Evelyn is evidently unaware that Mexico has the tenth largest economy in the world and the majority of the population is solidly middle class. This means that poverty in Mexico is within the power of Mexico to solve. And, just as you said, Mexicans should stay there and solve it.
Perfesser Plum writes:
Evelyn writes,
“You are not a Catholic. Nor are you a thinking Catholic.”
Well, I guess if you are not a Catholic you wouldn’t be a thinking Catholic.
It would have been funnier if Evie had said, “And I bet you aren’t a housewife, either. Ha!”

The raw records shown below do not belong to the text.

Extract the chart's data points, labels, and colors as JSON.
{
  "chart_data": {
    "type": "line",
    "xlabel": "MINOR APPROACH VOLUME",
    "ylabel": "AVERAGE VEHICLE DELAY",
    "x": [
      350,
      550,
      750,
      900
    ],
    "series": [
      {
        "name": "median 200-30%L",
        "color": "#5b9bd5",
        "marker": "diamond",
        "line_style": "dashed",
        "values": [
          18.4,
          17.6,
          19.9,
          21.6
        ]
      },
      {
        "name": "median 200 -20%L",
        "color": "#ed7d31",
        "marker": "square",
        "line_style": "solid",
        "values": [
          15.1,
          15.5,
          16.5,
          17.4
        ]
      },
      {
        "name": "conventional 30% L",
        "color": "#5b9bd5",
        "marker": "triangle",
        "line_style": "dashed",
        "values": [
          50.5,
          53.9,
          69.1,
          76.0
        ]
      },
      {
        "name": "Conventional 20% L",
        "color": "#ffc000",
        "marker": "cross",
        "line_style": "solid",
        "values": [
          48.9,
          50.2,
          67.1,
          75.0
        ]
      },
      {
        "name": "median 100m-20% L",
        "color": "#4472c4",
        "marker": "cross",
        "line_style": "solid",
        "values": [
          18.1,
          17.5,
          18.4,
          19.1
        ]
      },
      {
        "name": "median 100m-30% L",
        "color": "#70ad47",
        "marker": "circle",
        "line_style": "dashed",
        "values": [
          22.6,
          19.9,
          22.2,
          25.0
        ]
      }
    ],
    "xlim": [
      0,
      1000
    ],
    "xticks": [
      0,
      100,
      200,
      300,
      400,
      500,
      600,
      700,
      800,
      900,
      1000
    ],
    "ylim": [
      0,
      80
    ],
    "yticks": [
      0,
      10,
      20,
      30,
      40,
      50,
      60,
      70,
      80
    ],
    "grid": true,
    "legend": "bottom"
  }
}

I suspect Evelyn’s blew a fuse or something.
Kevin M. writes:
Laura writes:
Mexico is also a country of rampant corruption and very low salaries for unskilled labor. And a significant portion of Mexico’s wealth comes from money sent home by Mexicans who work in this country. The Catholic writer Thomas Droleskey wrote in 2010:
These desperate people have fled desperate poverty that has been brought about in very large measure by the statist policies of the Federal government of the United Mexican States, whose officials are more than happy to see “economic burdens” leave their country and then to turn around and accuse the American people of being “racist” when they make demands to secure the American border with Mexico. It is also certainly true that the North American Free Trade Agreement, which was passed by simple majority vote of both Houses of the United States Congress rather than by two-thirds majority vote of the members of the United States Senate on November 17, 1993, has worsened the conditions of poor Mexicans, being perhaps the single most important proximate cause in the dramatic increase in illegal immigration that has occurred in the past sixteen years alone.